Anush008 / fastembed-go

Go implementation of @Qdrant/fastembed.
https://pkg.go.dev/github.com/anush008/fastembed-go
MIT License
37 stars 3 forks source link

Your library generates Incorrect embeddings #12

Open 0110G opened 1 month ago

0110G commented 1 month ago

Hi. I am getting different embeddings when

  1. Python, sentence encoder
    model_standard = SentenceTransformer("all-MiniLM-L6-v2")
    print(model_standard.encode("Hello World"))

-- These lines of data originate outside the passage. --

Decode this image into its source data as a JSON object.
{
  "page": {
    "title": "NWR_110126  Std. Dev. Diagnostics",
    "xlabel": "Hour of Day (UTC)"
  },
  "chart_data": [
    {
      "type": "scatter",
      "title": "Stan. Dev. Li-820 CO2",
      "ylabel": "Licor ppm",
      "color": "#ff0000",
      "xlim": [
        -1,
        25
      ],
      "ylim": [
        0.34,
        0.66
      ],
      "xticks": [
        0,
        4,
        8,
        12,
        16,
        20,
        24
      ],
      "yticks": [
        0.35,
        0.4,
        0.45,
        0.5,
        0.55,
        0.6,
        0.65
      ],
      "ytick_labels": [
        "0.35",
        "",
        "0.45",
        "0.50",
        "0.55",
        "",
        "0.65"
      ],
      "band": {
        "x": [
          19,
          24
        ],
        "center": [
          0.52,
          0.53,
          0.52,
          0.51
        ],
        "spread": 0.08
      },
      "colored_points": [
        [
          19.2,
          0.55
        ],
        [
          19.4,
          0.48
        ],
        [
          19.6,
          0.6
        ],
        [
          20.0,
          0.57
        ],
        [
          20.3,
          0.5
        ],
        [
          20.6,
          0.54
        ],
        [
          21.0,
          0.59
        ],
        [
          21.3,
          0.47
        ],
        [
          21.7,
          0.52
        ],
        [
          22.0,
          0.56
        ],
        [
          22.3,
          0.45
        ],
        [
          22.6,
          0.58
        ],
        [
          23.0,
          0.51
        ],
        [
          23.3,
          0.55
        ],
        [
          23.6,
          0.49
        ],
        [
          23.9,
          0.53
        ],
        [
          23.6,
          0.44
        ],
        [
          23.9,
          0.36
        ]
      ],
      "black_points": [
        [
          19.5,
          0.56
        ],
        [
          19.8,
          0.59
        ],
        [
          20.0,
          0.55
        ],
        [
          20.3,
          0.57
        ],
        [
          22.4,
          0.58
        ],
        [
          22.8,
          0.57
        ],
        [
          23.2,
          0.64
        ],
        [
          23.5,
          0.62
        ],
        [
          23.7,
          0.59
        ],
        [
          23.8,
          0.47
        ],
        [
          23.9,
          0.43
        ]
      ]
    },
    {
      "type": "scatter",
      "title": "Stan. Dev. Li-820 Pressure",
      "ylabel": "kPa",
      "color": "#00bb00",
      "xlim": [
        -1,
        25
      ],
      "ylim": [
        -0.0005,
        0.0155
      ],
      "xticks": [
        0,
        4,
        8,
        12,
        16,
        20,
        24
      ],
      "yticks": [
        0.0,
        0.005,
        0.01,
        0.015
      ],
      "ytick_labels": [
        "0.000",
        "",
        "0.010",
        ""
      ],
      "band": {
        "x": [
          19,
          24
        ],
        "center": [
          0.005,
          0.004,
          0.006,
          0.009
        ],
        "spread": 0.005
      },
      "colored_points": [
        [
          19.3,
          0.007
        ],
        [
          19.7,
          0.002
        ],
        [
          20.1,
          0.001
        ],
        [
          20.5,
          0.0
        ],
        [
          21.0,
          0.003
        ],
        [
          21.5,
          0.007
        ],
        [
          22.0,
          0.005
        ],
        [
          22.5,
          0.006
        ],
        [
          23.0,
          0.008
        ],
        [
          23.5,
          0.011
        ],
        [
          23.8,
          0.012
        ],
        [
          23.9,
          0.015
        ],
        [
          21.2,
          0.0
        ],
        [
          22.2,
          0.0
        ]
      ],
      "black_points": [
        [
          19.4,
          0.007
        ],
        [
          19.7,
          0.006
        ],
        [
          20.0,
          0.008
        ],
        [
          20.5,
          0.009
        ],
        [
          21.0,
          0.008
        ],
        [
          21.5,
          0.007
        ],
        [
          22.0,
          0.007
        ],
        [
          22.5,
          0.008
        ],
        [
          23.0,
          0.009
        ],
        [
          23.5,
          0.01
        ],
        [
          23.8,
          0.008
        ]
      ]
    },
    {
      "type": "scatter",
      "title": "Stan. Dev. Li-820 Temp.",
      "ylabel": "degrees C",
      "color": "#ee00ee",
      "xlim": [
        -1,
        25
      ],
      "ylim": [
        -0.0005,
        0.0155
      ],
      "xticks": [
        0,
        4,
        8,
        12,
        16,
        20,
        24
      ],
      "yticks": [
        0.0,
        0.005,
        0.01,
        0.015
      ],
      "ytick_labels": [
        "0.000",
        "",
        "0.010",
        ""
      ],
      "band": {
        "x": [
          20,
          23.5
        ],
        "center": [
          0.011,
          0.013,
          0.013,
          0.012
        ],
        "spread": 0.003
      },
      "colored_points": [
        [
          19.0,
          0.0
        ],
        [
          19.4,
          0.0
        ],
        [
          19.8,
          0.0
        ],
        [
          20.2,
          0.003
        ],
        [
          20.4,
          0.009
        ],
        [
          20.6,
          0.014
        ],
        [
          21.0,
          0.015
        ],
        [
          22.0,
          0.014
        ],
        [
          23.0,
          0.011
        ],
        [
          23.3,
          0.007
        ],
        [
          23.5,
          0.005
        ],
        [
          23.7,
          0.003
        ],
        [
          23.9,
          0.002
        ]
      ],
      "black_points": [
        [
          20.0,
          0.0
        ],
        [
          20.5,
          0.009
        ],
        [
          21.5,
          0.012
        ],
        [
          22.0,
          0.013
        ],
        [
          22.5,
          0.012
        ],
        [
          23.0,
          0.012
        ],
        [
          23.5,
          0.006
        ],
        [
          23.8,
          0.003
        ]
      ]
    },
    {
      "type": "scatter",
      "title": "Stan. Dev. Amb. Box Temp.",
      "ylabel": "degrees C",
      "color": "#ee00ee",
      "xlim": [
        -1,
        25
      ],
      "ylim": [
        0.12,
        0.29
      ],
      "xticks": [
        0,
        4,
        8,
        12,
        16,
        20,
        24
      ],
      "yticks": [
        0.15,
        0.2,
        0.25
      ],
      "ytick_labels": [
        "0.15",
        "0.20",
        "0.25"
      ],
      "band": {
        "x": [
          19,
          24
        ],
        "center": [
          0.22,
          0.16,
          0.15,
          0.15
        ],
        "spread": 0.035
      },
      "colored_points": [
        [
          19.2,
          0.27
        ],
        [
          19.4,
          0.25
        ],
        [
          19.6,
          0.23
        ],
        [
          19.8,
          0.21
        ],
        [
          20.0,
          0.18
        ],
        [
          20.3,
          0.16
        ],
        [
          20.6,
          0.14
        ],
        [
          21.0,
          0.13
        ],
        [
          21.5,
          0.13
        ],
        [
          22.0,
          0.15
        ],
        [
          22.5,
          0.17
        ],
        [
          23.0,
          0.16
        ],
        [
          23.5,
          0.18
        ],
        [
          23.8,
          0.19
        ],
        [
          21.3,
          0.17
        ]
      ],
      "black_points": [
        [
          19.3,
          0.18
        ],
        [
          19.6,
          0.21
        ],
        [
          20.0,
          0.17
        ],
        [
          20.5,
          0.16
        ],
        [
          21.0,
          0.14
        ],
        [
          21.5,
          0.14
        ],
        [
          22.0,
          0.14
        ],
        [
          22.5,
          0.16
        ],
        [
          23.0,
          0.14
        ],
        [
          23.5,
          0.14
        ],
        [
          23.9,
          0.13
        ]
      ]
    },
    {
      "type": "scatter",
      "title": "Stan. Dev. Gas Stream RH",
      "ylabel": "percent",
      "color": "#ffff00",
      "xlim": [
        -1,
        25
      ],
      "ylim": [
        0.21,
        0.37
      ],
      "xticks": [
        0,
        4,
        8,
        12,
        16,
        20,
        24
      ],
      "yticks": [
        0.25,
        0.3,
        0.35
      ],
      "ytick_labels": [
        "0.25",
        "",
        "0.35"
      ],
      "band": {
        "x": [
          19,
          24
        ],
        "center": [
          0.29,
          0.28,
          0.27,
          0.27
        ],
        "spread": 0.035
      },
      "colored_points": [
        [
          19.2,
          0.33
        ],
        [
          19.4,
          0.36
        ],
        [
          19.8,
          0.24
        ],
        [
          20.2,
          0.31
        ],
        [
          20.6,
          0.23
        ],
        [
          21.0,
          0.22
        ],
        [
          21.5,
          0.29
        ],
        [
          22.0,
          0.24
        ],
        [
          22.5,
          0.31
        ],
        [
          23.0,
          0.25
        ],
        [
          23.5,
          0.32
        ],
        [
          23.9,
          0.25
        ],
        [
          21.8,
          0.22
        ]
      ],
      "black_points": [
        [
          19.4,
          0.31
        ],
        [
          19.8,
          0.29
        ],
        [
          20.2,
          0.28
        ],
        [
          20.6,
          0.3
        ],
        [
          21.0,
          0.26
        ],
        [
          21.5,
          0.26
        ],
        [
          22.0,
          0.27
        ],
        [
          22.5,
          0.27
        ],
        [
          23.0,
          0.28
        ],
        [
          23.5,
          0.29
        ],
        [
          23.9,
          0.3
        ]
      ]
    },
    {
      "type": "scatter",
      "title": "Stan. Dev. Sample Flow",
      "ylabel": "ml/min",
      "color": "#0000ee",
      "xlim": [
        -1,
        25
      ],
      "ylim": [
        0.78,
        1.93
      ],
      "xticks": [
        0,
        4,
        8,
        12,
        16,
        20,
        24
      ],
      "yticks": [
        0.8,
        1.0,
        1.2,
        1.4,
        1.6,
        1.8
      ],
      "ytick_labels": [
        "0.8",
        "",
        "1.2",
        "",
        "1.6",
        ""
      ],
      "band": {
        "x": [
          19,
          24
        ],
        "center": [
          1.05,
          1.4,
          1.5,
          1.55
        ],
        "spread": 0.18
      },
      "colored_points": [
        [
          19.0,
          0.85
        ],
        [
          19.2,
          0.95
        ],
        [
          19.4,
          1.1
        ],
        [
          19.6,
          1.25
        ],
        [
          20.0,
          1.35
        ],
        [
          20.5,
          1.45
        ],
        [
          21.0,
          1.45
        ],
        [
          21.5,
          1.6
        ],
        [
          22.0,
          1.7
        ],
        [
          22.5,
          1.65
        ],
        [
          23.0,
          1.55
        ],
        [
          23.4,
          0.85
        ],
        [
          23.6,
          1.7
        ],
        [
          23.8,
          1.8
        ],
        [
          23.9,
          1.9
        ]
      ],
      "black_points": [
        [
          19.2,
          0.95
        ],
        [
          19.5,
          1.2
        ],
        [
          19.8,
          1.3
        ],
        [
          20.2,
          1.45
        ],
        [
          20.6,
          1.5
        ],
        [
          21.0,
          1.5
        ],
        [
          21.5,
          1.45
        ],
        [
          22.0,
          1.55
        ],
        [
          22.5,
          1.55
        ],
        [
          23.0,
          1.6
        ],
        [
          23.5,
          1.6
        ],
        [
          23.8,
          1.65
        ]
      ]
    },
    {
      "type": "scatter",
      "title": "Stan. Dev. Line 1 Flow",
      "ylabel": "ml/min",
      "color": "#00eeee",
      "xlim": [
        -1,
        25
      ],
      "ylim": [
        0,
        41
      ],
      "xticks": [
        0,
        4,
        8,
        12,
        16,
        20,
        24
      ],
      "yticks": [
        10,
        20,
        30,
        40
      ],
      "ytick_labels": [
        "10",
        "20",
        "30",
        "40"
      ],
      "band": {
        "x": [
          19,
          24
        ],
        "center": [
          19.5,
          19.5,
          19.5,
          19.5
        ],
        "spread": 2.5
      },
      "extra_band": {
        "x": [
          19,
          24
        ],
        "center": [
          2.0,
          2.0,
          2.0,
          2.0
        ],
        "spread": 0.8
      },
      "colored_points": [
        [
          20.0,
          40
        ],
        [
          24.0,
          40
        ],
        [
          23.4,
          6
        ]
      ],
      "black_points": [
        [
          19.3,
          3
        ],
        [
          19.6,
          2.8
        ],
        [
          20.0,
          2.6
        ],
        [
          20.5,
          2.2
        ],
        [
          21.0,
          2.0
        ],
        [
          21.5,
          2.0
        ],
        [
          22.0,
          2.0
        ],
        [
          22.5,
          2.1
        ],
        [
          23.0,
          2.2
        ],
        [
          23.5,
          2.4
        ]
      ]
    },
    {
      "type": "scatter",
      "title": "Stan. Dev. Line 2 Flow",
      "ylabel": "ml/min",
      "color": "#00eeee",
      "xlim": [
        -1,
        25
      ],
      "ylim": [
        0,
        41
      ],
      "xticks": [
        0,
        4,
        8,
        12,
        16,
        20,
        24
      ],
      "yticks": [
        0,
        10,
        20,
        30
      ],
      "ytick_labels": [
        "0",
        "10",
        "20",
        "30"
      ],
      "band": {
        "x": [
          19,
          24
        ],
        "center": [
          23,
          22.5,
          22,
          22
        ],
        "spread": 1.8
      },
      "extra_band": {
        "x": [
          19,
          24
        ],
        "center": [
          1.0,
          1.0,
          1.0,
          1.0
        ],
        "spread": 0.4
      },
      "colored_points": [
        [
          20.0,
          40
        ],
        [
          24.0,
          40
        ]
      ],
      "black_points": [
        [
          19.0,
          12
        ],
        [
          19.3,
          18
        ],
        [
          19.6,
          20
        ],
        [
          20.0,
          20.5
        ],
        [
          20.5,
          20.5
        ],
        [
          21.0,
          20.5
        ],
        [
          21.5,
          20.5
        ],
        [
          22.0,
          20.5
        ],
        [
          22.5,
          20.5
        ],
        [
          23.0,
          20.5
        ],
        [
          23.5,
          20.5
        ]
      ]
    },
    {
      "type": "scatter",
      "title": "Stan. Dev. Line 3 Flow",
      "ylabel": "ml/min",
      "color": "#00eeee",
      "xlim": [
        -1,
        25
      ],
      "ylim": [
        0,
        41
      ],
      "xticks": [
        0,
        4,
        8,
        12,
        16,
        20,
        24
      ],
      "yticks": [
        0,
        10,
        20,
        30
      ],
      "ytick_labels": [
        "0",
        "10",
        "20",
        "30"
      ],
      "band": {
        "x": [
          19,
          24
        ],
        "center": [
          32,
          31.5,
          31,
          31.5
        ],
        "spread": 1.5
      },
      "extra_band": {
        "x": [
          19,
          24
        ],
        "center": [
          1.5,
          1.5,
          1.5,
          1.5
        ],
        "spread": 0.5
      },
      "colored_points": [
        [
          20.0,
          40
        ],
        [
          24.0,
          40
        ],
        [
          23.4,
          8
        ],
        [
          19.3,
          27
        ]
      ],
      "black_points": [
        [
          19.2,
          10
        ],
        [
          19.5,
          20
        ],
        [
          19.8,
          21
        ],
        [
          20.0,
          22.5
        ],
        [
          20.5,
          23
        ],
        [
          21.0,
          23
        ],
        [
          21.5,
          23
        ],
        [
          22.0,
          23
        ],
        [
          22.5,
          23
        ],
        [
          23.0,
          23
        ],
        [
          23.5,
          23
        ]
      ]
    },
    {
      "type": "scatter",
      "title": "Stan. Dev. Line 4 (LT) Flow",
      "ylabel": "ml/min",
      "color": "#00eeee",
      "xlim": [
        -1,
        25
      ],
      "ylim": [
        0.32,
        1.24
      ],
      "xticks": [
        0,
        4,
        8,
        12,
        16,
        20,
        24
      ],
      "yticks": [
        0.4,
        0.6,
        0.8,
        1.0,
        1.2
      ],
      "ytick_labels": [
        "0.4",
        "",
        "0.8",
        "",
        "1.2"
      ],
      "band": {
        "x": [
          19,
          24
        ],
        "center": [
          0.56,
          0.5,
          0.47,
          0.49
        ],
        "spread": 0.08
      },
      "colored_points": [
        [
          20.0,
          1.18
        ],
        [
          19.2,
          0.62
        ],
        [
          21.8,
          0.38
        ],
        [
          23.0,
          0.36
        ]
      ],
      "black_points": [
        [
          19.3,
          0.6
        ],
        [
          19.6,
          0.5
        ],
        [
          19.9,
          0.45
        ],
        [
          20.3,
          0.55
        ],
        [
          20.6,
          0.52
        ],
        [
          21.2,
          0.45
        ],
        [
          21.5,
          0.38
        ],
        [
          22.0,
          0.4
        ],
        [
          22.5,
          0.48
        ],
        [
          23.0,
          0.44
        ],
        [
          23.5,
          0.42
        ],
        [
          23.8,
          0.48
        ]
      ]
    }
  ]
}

Output: [-3.44772786e-02 3.10232081e-02 6.73494861e-03 2.61090137e-02 -3.93620506e-02 -1.60302490e-01 6.69240057e-02 -6.44144369e-03...

  1. Using your lib:
    
    package main

import ( "github.com/anush008/fastembed-go" "fmt" )

func main() {

// With custom options
options := fastembed.InitOptions{
    Model:     fastembed.AllMiniLML6V2,
    CacheDir:  "model_cache",
    MaxLength: 2000,
}

model, err := fastembed.NewFlagEmbedding(&options)
if err != nil {
    panic(err)
}
defer model.Destroy()

documents := []string{
    "Hello World",
}

// Generate embeddings with a batch-size of 25, defaults to 256
embeddings, err := model.Embed(documents, 1) //  -> Embeddings length: 4
if err != nil {
    panic(err)
} else {
    fmt.Println(embeddings)
}

}


Output: ```[[0.025913946 0.0057322374 0.01147225 0.037964534 -0.023283843 -0.05493553 0.014040766 ....```

I have tried PassageEmbed also but no use. How to make these two match?
Anush008 commented 1 month ago

It may be because of the different normalization of all-MiniLM-L6-v2 . Can you try a different model? For exammple BGESmall and let me know.

0110G commented 1 month ago

My use case involves minilm only.

Anush008 commented 1 month ago

Okay. It is to pin-point the issue.

0110G commented 1 month ago

Mostly your implementation does not take care of mean_pooling

def mean_pooling(model_output, attention_mask):
    token_embeddings = model_output[0] #First element of model_output contains all token embeddings
    input_mask_expanded = attention_mask.unsqueeze(-1).expand(token_embeddings.size()).float()
    return torch.sum(token_embeddings * input_mask_expanded, 1) / torch.clamp(input_mask_expanded.sum(1), min=1e-9)

See: https://huggingface.co/sentence-transformers/all-MiniLM-L6-v2

This is something that I didnt face in qdrants python fast embed implementation

Anush008 commented 1 month ago

Yes. FastEmbed does this separately for this model. https://github.com/qdrant/fastembed/blob/9387ca320507737306ba6ec663398813158f8e29/fastembed/text/mini_lm_embedding.py#L50-L54

It's not updated here.

0110G commented 1 month ago

Would you be able to add this support. It will be really helpful. Noticed this issue in rust implementation as well

Anush008 commented 1 month ago

I work on these projects on the weekends. So then most probably.

0110G commented 1 month ago

The output this lib returns doesn't even match torch model output before mean pooling 😅

Anush008 commented 1 month ago

Now that's unexpected.

0110G commented 1 month ago

Will you be able to fix this?

Anush008 commented 1 month ago

I can take a look during the weekends.

0110G commented 1 month ago

Any updates

Anush008 commented 1 month ago

I was at work and couldn't get to this. If you're willing, I want you to know that contributions are welcome.